Losing weight and recovering physically are usually the main priorities after weight loss surgery, but it is important to be aware of your mental health too.
Weight Loss Surgery and Mental Health
Research has actually shown that the risk of mental health disorders can increase after weight loss surgery. One recent study found that obese teenagers who underwent bariatric surgery were more likely to experience negative changes in their mental health than those who did not. The reasons for this are complicated and are probably linked to the more extreme and rapid physical changes that take place after surgery. It is important to note that more people experience an improvement in their mental health after weight loss surgery than will see it get worse. However, you should be aware that having bariatric surgery could have a significant impact on your mental wellbeing.

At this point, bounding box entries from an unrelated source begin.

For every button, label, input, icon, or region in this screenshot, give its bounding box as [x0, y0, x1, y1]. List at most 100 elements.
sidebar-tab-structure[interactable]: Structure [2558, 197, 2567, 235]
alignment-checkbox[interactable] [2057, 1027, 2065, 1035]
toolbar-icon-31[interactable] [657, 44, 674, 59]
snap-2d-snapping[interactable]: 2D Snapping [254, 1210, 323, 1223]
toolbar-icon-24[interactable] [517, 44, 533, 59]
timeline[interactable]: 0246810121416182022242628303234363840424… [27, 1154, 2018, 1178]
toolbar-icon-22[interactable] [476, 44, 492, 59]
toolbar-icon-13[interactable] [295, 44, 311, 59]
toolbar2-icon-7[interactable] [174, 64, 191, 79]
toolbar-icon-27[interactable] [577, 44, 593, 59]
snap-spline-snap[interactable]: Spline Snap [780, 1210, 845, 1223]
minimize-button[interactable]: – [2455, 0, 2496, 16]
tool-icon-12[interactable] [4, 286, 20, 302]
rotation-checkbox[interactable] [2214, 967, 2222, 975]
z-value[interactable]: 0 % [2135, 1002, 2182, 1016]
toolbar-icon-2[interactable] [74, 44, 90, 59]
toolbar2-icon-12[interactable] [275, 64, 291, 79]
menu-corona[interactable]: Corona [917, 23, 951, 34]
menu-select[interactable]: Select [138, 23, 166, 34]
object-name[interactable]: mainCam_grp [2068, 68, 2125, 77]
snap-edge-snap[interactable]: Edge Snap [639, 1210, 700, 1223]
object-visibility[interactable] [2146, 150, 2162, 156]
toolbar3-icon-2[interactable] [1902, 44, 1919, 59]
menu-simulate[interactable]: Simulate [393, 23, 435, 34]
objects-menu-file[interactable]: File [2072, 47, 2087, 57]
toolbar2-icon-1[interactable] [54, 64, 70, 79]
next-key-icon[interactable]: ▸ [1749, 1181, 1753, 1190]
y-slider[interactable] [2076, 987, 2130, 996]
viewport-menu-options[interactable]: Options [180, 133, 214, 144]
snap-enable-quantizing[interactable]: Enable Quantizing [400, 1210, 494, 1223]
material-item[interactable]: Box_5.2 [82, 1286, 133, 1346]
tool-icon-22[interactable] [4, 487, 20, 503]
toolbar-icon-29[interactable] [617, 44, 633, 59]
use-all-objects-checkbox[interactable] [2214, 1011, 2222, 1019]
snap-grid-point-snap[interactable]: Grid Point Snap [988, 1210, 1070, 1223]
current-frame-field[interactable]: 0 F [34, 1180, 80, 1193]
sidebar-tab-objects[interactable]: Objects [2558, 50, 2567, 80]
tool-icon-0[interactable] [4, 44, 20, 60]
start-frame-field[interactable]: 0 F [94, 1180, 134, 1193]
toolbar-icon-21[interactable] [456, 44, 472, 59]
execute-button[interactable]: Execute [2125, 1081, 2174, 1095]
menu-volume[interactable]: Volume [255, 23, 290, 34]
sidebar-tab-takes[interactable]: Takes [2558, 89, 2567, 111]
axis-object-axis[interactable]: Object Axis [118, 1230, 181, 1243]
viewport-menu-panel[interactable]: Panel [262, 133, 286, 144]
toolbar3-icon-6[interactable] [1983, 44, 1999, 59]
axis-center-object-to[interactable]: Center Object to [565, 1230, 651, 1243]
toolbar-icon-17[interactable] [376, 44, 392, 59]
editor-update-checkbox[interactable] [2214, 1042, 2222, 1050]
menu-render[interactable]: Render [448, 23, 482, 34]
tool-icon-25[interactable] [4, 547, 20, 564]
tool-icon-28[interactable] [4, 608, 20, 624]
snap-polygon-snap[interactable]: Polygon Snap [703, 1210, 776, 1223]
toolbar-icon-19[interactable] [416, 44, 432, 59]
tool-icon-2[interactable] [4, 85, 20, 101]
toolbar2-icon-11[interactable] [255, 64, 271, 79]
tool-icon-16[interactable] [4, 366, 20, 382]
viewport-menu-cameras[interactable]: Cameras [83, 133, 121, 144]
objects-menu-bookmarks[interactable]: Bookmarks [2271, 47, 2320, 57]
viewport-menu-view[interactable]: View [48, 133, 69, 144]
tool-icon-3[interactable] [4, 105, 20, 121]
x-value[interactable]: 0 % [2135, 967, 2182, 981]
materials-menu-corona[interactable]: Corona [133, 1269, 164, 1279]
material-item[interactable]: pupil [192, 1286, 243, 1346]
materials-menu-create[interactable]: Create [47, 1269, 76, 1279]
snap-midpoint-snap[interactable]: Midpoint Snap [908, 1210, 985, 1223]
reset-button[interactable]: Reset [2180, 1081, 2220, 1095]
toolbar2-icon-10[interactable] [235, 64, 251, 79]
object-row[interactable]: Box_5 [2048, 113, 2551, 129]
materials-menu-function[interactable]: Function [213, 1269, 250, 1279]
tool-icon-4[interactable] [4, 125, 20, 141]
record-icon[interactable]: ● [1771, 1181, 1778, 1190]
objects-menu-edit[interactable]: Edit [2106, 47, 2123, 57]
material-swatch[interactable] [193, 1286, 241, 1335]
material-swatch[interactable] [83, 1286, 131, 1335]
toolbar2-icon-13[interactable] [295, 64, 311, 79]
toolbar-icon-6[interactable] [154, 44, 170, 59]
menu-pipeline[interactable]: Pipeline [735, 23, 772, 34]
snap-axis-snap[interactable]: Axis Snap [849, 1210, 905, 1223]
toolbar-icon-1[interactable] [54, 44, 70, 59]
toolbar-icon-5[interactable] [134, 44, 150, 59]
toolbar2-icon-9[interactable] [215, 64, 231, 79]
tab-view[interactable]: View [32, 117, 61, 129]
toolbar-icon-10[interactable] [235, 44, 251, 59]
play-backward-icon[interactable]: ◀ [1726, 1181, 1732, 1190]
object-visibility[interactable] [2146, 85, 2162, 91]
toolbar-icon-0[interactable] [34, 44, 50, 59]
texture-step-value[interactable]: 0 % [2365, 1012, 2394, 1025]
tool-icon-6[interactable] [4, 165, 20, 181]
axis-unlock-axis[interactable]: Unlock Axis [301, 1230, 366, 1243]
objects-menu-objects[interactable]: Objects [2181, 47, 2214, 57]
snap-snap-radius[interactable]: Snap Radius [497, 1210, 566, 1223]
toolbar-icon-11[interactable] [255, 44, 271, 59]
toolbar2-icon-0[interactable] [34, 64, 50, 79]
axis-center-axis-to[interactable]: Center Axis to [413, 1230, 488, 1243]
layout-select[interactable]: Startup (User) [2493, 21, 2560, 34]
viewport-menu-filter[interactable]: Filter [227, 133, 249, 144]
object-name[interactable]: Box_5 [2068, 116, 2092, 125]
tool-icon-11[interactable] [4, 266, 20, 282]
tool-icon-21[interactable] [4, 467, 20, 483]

Caring for Your Mental Health
Bariatric surgery and the resulting weight loss will have a big impact on your mood, energy levels and relationships. It is important to take good care of yourself to ensure that these effects are as positive as possible:
- Make sure that you know what to expect after the operation. Be aware that your feelings and relationships could be affected in both positive and negative ways.
Remember that losing weight is a slow process and that you should be making permanent changes to your diet and lifestyle.
Identify any anxieties or emotions that drive you to overeat and find a better way to tackle them. For example, pick up a new hobby to prevent boredom or try relaxation exercises to reduce anxiety.
Talk to someone about your positive and negative feelings. Friends and family members can make great listeners, but you might also want to join a weight loss group in your area or online.
Tell your family when you need help. It’s particularly important to get support from the people you live with, so make sure that they understand what you need even if it’s just a hug or help preparing healthy meals.
Ask your GP or obesity specialist for help if you’re struggling or feeling low after weight loss surgery. They may recommend a therapist or other options to help you to cope.